W przypadku szwedzkich systemów SME-150 i UME-150 zastosowano antenę CDFA, która mieści się na topie masztów nawet niewielkich jednostek pływających. W opracowanym przez Saab zespole antenowym wyróżnia się cztery podstawowe segmenty. Na szczycie modułu antenowego znajduje się antena dookólna alarmująca o pojawieniu się sygnału radiolokacyjnego bez określenia namiaru. Jest to również miejsce, gdzie można umieścić antenę odbiornika nawigacji satelitarnej GPS. Saab nie przewiduje na razie, by w tym miejscu były montowane elementy antenowe innych systemów, takich jak np. identyfikacji radiolokacyjnej „swój-obcy” (IFF) czy automatycznej identyfikacji statków (AIS). Nie wynika to jednak z ograniczeń konstrukcyjnych, ale z braku wymagań ze strony dotychczasowych odbiorców systemu.

Poniżej anteny wielokierunkowej Szwedzi umieścili blok układów odbiorczych (front end receivers). Na trzecim „poziomie” modułu antenowego CDFA znajduje się zespół pięciu równomiernie rozmieszczonych anten spiralnych na pasmo 2-18 GHz. Na samym dole umieszczony jest blok zasilania i układów sterujących.

Najważniejsze elementy anteny systemu SME-150 i UME. Fot. Saab/M.Dura

Szczególnie interesującym rozwiązaniem są anteny „spiralne”, które pozwalają na namierzenie sygnałów radiolokacyjnych i są powszechnie stosowane przede wszystkim na okrętach podwodnych. Są one nieruchome, ale dzięki rozmieszczeniu aż pięciu „spiral” wokół bloku antenowego zapewniono nimi obserwacje dookólną. Dodatkową zaletą takiego rozwiązania jest możliwość pracy w stosunkowo szerokim paśmie częstotliwości.

Wygląd „spiralnej” anteny okrętowego, radiolokacyjnego urządzenia rozpoznawczego, podobnej do tych, jakie zastosował Saab w systemie SME-150 i UME. Fot. M.Dura

Dzięki takiemu rozwiązaniu konstrukcyjnemu antena systemów SME może być bardzo łatwo przenoszona i montowana doraźnie dla testów lub nawet zastosowana w systemach lądowych. I to dlatego bez problemu i szybko zainstalowano ją na dachu jednego z budynków Akademii Marynarki Wojennej w Gdyni podczas prezentacji pod koniec marca 2017 r.

Saab cały czas podkreśla, że jest to wersja bazowa urządzenia rozpoznawczego.
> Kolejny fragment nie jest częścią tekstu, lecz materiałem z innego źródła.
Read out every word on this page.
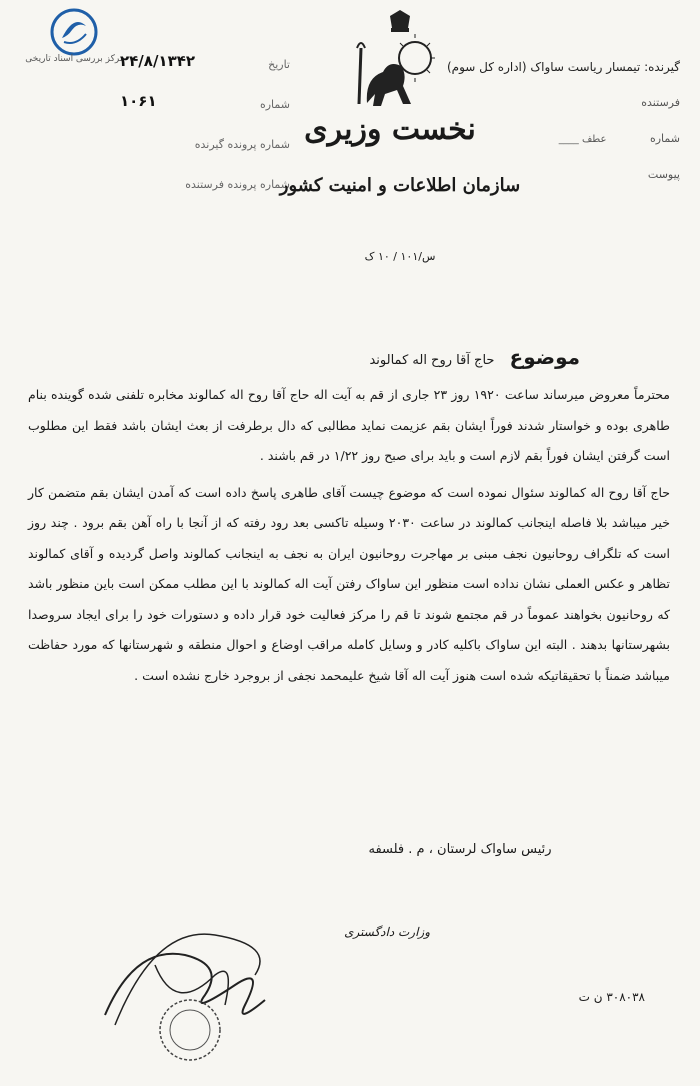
مرکز بررسی اسناد تاریخی	تاریخ
۲۴/۸/۱۳۴۲
شماره
۱۰۶۱
شماره پرونده گیرنده
شماره پرونده فرستنده
نخست وزیری
سازمان اطلاعات و امنیت کشور
س/۱۰۱ / ۱۰ ک
گیرنده: تیمسار ریاست ساواک (اداره کل سوم)
فرستنده
شماره عطف ____
پیوست
موضوع حاج آقا روح اله کمالوند

محترماً معروض میرساند ساعت ۱۹۲۰ روز ۲۳ جاری از قم به آیت اله حاج آقا روح اله کمالوند مخابره تلفنی شده گوینده بنام طاهری بوده و خواستار شدند فوراً ایشان بقم عزیمت نماید مطالبی که دال برطرفت از بعث ایشان باشد فقط این مطلوب است گرفتن ایشان فوراً بقم لازم است و باید برای صبح روز ۱/۲۲ در قم باشند .

حاج آقا روح اله کمالوند سئوال نموده است که موضوع چیست آقای طاهری پاسخ داده است که آمدن ایشان بقم متضمن کار خیر میباشد بلا فاصله اینجانب کمالوند در ساعت ۲۰۳۰ وسیله تاکسی بعد رود رفته که از آنجا با راه آهن بقم برود . چند روز است که تلگراف روحانیون نجف مبنی بر مهاجرت روحانیون ایران به نجف به اینجانب کمالوند واصل گردیده و آقای کمالوند تظاهر و عکس العملی نشان نداده است منظور این ساواک رفتن آیت اله کمالوند با این مطلب ممکن است باین منظور باشد که روحانیون بخواهند عموماً در قم مجتمع شوند تا قم را مرکز فعالیت خود قرار داده و دستورات خود را برای ایجاد سروصدا بشهرستانها بدهند . البته این ساواک باکلیه کادر و وسایل کامله مراقب اوضاع و احوال منطقه و شهرستانها که مورد حفاظت میباشد ضمناً با تحقیقاتیکه شده است هنوز آیت اله آقا شیخ علیمحمد نجفی از بروجرد خارج نشده است .

رئیس ساواک لرستان ، م . فلسفه
وزارت دادگستری
۳۰۸۰۳۸ ن ت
W przypadku konieczności rozbudowania systemu i złożenia innych wymagań przez Zamawiającego, system antenowy może być powiększony o dodatkowe elementy i firma Saab jest w stanie to zrobić. Zaletą obecnego rozwiązania jest jednak jego kompaktowość i to dzięki niej istniej możliwość zastosowania tego rozwiązania nawet na niewielkich jednostkach pływających.

Dzięki swojej kompaktowej budowie, antena systemów SME może być bardzo łatwo przenoszona i montowana doraźnie dla testów. Fot. Saab

W podobny, modułowy sposób skonstruowano pozostałe elementy zestawu SME-150: blok dystrybucji sygnału, jednostkę centralną oraz stanowisko operatora ze standardowym monitorem. Przy czym blok dystrybucji sygnałów działa jako wzmacniacz sygnału i jeżeli linie kablowe pomiędzy anteną i jednostką centralną nie są zbyt długie to można z niego zrezygnować. Na dużych okrętach jest on jednak potrzebny.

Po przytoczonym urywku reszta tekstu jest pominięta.